Even if the deaf patient is an established one who for many years has been satisfied with the care provided and the communication methods employed, be aware that “sudden” demands for interpreters must be satisfied. It is the responsibility of the healthcare provider to provide a qualified interpreter, either live or by video, for such patients. 

Recent ADA Cases

A recent illustrative case in Louisiana involved the care of a pediatric patient who had been treated for minor childhood illnesses over the course of a decade. His mother was deaf. She had been apparently content to use family members and notes to communicate with the pediatrician (use of family members is generally considered inadequate). After nine years of treatment, she appeared in the doctor’s office asking for an interpreter. The office did not have a system in place to accommodate this request. She immediately filed a federal suit as a result of her past and current interactions with the group. In another non-Louisiana case, the deaf husband of a pregnant woman recovered damages as the obstetrician and hospital had no interpreter available to explain the prenatal care and labor process. 

Therefore, it is suggested that healthcare providers be proactive in their approach to all patients who are covered by the ADA. In addition to deaf patients, it is important to make arrangements for those who do not speak fluent English. Here are suggestions for healthcare providers to prepare for such situations:

  1. Make arrangements with translation services now, even if you do not currently have a patient who qualifies under ADA. Check with the hospital to see what services are in use at the facility. 
  2. Determine the patient’s actual needs. There are multiple methods of communication employed by deaf and hearing-impaired patients. Find out what method each patient uses. Check the back of any insurance, Medicaid or Medicare card for translator services. Many programs have interpreters available and pay for the service.
  3. DOCUMENT, DOCUMENT, DOCUMENT. If the record must be examined a year later, can you tell what was done, by whom and why?
  4. Train your staff and create a policy on handling ADA patients/companions.
  5. If a patient arrives with a private translator, confirm their qualifications and fees before agreeing to use their services. The patient is entitled to a “free” translation service but not necessarily to one of their own choosing. 
  6. There are video translation services available for relatively nominal fees, which through usage of tablets or other devices provide sign and language interpreters for even the most unusual needs - such as Mandarin sign language! If you choose to use one, make sure your internet signal is secure and strong enough to support the system.
  7. Preparation is key to successfully avoiding suits.

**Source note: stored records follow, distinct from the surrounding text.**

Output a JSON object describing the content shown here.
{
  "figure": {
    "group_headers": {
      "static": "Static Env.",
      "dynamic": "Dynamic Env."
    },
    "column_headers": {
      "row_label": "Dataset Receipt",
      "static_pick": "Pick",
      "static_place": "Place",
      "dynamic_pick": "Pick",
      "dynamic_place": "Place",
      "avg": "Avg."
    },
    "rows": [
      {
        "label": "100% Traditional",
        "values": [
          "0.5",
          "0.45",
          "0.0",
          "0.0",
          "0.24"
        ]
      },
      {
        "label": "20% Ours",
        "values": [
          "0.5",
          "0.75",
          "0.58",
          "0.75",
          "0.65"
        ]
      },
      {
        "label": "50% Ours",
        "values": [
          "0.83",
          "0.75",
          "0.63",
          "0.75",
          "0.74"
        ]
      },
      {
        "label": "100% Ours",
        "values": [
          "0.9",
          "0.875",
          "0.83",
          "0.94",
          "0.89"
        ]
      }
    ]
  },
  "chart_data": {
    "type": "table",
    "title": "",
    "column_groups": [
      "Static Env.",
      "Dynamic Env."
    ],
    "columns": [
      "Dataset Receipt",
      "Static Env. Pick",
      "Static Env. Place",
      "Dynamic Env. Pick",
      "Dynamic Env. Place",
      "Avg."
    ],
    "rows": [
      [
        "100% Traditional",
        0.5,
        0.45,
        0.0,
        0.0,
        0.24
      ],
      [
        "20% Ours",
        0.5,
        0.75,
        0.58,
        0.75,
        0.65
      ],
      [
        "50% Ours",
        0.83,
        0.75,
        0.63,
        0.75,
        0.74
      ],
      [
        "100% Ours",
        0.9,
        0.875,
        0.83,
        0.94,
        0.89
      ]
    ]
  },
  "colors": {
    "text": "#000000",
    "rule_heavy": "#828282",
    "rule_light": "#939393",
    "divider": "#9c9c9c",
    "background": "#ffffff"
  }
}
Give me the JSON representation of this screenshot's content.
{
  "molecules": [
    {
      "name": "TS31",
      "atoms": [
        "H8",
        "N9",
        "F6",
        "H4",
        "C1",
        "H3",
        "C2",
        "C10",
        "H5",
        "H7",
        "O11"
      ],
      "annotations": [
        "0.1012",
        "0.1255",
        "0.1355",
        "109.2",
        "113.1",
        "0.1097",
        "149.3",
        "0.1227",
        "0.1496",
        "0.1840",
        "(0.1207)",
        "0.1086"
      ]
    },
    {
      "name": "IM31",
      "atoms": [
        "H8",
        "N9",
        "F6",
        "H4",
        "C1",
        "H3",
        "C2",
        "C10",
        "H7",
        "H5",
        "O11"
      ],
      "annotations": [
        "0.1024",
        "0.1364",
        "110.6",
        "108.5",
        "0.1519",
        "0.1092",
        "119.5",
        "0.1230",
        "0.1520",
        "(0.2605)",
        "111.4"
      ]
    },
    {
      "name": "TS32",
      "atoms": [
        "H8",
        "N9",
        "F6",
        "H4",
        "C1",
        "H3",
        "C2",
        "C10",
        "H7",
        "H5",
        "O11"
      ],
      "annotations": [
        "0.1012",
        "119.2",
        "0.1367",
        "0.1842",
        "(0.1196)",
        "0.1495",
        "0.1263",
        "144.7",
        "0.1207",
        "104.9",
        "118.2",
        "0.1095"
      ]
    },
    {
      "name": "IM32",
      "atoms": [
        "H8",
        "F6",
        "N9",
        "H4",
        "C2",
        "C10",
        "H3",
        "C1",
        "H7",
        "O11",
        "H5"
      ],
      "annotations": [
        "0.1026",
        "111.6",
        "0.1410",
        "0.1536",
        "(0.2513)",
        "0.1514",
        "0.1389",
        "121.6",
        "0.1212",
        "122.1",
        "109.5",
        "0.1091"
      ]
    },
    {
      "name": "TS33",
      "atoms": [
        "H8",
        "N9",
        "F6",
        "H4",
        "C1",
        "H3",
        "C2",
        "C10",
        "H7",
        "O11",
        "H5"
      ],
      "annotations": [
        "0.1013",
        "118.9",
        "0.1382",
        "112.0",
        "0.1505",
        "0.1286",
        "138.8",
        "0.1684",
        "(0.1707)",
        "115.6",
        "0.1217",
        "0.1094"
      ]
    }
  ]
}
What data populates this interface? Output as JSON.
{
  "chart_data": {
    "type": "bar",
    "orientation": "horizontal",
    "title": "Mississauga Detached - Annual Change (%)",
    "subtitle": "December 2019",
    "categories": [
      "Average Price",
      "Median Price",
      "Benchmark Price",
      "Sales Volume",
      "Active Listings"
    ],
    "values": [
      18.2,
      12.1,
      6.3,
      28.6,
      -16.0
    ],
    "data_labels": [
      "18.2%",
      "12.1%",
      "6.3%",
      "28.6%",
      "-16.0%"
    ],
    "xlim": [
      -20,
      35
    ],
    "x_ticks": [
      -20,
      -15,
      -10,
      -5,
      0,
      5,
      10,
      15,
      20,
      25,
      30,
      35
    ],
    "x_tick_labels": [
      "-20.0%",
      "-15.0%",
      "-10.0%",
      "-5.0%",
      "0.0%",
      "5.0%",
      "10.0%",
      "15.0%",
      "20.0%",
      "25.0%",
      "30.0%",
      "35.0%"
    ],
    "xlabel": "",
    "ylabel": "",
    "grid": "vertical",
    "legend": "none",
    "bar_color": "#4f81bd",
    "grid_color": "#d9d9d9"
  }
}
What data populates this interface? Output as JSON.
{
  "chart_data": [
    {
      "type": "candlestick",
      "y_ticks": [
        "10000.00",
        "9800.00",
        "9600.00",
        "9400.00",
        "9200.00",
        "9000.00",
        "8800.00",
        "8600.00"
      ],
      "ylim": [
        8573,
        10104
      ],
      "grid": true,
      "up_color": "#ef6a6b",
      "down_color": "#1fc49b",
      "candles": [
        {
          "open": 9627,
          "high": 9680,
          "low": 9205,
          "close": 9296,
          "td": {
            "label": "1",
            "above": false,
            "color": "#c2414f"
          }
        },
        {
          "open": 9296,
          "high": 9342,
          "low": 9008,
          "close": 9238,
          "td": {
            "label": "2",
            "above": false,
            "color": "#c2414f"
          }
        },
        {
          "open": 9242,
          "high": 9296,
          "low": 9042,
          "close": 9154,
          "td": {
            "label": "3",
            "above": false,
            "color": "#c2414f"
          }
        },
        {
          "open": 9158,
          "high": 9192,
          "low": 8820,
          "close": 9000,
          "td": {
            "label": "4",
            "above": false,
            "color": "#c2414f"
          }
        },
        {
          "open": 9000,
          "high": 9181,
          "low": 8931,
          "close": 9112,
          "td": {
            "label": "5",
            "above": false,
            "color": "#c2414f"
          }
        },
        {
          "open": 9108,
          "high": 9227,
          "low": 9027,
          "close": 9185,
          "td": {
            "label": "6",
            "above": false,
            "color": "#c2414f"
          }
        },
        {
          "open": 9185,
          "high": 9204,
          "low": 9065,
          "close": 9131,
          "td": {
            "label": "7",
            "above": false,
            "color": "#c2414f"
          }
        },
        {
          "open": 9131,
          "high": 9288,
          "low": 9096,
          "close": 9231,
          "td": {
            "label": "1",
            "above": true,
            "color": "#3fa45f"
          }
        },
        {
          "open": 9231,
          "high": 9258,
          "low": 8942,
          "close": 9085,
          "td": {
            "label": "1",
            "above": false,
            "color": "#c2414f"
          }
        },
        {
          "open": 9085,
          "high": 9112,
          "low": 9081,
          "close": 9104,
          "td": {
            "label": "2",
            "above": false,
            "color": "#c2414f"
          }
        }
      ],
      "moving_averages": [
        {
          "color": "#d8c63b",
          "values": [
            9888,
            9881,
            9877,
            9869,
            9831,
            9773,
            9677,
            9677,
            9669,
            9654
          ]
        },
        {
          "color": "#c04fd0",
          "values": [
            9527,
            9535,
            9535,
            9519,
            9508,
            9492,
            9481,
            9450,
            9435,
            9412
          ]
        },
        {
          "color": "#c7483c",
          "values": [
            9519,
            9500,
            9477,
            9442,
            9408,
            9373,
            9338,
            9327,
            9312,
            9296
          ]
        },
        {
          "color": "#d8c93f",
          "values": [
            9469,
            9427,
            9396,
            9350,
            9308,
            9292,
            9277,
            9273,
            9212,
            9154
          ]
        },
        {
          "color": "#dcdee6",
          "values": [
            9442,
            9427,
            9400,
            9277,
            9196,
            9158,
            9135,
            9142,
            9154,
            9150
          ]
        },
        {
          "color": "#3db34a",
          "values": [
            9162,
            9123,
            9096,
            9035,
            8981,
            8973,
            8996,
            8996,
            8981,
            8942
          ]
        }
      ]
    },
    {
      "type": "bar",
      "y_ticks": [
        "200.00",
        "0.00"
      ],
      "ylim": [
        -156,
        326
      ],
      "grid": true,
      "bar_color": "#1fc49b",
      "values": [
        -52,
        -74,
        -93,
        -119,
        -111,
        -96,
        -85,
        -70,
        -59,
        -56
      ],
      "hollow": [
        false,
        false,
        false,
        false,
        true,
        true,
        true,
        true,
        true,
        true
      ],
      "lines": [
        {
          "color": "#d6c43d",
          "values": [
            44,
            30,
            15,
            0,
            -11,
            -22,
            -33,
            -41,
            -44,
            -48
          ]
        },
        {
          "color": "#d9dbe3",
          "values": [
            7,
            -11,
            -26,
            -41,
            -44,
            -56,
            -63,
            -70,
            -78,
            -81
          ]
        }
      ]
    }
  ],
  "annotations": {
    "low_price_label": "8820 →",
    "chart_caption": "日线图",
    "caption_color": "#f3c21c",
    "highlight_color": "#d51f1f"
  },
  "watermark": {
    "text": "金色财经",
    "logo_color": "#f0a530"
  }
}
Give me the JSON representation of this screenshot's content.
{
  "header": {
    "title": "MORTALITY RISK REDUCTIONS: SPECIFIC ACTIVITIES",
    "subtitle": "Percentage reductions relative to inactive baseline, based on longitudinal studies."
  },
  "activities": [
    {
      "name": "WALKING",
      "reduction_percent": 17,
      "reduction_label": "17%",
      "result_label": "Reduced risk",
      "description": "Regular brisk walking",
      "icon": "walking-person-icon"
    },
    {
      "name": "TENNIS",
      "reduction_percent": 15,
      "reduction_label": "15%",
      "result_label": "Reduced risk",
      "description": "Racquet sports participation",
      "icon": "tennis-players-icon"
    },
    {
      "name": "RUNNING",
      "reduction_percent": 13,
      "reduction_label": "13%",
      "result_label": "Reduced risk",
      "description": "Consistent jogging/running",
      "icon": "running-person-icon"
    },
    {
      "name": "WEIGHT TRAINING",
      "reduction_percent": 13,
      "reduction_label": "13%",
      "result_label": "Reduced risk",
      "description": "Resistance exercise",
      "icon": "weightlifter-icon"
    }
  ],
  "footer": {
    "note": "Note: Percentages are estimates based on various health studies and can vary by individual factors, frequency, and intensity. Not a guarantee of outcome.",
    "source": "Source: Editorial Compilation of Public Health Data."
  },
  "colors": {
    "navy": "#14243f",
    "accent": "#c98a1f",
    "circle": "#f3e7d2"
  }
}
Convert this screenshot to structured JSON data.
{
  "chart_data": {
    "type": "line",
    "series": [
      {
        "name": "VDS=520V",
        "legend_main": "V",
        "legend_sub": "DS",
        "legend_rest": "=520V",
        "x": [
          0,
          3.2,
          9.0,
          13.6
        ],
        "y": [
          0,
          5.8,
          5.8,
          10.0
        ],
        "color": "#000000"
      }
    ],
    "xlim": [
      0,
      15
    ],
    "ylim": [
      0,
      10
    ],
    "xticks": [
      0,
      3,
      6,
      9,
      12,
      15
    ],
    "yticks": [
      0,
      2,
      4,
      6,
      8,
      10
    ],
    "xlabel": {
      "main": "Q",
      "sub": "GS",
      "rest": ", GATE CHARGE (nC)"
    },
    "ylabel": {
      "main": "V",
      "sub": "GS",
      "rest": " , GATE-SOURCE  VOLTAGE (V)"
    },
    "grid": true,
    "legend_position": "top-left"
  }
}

Make sure the interpreter service is available at the time of the visit before scheduling the patient. You cannot refuse to treat the patient based on the office’s lack of such services. 

Even if there is a failure of the procedure (the interpreter is late, the device does not work, etc.) the availability of the services and the fact that a policy exists will likely defeat a claim of intentional discrimination. A recent claim against a hospital was dismissed as the patient could not show intentional discrimination. The hospital’s system did not function correctly, but the fact that there was a system on which the staff was trained and quick action was taken to rectify the equipment failure resulted in dismissal of the ADA suit. Good faith action to comply with the law is essential to avoid a claim.